ECLI:NL:CBB:2002:AD9635
College van Beroep voor het bedrijfsleven
- Eerste en enige aanleg
- D. Roemers
- M.J. Kuiper
- C.J. Borman
- Rechtspraak.nl
Weigering aanwezigheidsvergunning voor kansspelautomaten in horecagelegenheid
In deze zaak heeft het College van Beroep voor het bedrijfsleven op 22 februari 2002 uitspraak gedaan in het geschil tussen appellante, een horecagelegenheid genaamd A, en de burgemeester van B. Appellante had bezwaar gemaakt tegen de afwijzing van haar aanvraag voor een aanwezigheidsvergunning voor twee kansspelautomaten en tegen een last onder dwangsom tot verwijdering van de kansspelautomaten. De burgemeester had op 22 oktober 2001 besloten dat de inrichting van appellante als laagdrempelig werd beschouwd, waardoor de aanwezige kansspelautomaten in strijd waren met de Wet op de Kansspelen. Appellante stelde dat de horecalokaliteiten voldoende van elkaar waren afgescheiden en dat de activiteiten in de cafetaria niet gericht waren op personen jonger dan 18 jaar.
Het College heeft vastgesteld dat de inrichting van appellante niet voldeed aan de eisen van de Wet op de Kansspelen, omdat de cafetaria en het café niet als afzonderlijke horecalokaliteiten konden worden aangemerkt. De activiteiten in de cafetaria waren in belangrijke mate gericht op een jonger publiek, en de inrichting voldeed niet aan de voorwaarden voor een hoogdrempelige inrichting. Het College oordeelde dat de burgemeester terecht de vergunning had geweigerd en dat de last onder dwangsom rechtmatig was opgelegd.
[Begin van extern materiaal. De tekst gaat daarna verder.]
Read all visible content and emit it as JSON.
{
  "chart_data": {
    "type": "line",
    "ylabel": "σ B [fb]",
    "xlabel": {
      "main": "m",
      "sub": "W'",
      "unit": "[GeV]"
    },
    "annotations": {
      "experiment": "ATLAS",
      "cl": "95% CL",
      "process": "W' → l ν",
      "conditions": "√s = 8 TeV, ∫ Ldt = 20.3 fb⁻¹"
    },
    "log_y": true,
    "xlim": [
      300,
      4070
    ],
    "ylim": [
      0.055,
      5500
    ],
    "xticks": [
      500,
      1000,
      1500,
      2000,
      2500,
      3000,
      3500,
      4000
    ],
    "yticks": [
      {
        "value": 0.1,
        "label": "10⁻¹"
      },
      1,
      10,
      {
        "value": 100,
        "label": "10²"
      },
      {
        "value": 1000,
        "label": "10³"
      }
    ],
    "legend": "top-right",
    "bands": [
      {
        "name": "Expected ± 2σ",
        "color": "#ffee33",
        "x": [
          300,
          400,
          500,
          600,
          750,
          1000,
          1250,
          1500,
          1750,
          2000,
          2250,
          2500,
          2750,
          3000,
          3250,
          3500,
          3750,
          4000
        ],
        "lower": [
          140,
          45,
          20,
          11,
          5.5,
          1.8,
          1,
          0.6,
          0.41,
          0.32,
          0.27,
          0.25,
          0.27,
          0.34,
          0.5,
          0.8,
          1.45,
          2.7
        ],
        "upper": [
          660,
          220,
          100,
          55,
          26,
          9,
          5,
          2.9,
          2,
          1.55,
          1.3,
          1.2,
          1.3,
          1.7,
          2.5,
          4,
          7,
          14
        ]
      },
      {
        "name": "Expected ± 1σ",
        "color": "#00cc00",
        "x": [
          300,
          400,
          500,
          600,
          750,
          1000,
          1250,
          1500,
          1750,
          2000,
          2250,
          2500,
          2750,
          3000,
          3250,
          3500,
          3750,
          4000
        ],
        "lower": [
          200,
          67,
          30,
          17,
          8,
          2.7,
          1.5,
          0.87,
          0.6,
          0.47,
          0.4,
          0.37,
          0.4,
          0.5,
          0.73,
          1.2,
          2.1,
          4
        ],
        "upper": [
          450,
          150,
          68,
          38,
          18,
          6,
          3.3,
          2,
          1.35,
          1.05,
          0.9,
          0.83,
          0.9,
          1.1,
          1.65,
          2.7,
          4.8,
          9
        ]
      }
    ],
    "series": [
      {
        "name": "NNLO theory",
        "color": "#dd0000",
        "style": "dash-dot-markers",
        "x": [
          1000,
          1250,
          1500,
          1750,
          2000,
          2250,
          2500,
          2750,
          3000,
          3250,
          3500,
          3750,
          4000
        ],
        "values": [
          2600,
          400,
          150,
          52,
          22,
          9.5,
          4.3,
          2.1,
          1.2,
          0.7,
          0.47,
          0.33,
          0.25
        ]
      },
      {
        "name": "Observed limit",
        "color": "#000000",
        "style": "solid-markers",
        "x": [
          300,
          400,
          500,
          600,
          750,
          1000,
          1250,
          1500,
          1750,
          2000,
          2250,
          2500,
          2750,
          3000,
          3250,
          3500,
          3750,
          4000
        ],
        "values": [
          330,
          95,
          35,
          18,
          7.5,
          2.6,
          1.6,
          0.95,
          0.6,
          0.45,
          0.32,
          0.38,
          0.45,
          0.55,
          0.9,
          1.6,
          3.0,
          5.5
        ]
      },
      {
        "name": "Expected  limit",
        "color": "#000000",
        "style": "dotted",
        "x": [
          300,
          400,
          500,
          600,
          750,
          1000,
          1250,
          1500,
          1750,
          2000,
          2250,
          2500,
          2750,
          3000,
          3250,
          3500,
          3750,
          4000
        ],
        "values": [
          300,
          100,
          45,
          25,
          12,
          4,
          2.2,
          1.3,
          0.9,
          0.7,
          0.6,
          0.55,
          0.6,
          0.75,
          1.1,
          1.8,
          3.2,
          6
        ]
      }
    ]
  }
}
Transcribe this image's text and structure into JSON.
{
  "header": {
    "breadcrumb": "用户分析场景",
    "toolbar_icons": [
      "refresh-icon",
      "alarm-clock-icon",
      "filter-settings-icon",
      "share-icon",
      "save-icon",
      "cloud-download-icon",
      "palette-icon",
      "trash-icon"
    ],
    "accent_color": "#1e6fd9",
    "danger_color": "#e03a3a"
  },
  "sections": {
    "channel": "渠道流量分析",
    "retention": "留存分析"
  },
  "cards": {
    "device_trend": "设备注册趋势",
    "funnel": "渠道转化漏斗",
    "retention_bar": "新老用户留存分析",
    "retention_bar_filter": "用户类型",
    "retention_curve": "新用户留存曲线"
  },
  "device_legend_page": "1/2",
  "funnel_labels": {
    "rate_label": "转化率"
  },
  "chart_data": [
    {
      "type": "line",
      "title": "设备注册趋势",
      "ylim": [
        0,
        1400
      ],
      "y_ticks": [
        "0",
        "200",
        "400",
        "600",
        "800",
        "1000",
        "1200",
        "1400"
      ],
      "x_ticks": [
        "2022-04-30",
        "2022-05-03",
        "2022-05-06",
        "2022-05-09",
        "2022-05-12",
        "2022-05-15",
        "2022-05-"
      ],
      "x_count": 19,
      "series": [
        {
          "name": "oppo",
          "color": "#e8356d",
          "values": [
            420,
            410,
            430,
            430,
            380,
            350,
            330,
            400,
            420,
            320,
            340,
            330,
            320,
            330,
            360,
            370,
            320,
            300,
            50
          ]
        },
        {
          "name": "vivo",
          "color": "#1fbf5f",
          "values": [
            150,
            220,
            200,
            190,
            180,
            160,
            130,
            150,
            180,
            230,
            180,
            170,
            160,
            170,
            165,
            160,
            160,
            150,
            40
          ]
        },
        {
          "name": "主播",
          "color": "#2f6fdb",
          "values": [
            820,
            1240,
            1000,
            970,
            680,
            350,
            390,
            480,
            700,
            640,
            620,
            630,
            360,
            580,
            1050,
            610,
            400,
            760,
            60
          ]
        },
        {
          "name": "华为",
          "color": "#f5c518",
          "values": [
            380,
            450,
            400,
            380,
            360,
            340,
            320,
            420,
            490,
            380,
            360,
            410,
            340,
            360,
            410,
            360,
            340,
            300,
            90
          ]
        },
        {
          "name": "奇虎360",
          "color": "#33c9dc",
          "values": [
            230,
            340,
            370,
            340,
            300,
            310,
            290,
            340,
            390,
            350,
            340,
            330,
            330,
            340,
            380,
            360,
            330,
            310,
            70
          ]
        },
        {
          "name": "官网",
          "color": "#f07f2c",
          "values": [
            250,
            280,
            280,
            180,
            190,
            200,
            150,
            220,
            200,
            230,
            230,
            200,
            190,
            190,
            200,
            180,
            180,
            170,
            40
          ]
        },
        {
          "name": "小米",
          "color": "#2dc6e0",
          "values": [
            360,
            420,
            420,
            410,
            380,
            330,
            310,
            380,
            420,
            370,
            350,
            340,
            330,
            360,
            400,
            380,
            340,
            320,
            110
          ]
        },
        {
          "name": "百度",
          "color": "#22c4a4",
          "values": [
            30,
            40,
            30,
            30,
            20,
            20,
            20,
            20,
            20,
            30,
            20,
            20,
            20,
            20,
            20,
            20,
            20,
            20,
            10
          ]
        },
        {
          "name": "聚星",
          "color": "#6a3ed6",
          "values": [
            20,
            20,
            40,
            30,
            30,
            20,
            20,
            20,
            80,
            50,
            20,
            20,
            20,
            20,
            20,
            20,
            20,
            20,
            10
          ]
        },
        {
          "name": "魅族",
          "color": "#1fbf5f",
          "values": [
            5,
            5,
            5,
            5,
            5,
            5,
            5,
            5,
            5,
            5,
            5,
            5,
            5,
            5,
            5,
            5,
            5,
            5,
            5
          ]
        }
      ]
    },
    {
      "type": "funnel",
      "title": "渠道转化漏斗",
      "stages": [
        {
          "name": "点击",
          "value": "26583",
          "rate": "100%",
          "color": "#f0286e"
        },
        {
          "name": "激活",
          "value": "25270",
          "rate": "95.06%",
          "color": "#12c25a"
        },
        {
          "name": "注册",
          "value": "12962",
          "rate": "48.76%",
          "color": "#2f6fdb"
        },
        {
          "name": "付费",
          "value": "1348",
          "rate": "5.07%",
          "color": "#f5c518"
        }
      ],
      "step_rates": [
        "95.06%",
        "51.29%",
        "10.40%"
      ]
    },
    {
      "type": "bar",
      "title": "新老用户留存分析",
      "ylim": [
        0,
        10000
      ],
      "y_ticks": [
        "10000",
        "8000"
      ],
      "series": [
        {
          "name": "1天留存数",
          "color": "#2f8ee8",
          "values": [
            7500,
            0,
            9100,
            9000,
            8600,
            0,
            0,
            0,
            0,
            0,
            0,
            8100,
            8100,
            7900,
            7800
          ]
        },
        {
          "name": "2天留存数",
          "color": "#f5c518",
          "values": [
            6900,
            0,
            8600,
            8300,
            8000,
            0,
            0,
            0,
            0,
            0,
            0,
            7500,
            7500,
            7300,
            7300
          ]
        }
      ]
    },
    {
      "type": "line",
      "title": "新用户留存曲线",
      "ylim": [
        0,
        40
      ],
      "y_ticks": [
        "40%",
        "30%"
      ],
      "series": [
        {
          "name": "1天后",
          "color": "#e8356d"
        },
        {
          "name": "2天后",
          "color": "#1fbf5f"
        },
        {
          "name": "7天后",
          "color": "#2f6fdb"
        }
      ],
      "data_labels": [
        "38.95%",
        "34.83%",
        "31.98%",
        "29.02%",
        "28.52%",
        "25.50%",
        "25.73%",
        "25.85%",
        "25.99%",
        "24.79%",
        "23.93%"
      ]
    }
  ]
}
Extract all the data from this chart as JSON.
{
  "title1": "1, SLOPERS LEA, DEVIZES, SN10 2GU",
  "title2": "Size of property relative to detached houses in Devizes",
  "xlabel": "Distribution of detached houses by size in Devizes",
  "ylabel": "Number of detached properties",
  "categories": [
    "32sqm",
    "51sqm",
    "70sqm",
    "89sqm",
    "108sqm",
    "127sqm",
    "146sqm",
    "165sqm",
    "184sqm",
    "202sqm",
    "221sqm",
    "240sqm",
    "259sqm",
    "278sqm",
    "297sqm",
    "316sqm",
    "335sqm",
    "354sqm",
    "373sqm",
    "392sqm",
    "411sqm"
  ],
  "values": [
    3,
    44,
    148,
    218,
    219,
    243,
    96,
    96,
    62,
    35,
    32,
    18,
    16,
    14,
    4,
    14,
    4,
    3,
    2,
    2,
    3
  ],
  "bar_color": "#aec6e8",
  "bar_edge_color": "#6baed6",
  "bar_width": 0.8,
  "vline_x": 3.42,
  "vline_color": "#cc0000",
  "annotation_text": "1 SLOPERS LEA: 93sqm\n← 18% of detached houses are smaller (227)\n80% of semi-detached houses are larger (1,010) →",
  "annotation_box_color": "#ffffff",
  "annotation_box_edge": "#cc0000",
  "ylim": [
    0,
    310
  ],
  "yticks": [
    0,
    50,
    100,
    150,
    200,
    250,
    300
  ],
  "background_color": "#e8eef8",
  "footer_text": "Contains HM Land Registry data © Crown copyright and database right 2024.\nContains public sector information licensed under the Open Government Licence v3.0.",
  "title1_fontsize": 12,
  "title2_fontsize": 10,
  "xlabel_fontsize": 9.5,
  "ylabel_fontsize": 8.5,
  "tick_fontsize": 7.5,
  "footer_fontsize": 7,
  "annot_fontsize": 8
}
De beroepen van appellante werden ongegrond verklaard.
De uitspraak benadrukt de strikte naleving van de wetgeving omtrent kansspelen en de voorwaarden voor het verkrijgen van vergunningen in de horeca. Het College bevestigde dat de burgemeester bevoegd was om bestuursdwang toe te passen en dat er geen bijzondere redenen waren om handhavend op te treden. De beslissing van het College werd in het openbaar uitgesproken, waarbij de rechters de argumenten van beide partijen zorgvuldig hebben gewogen.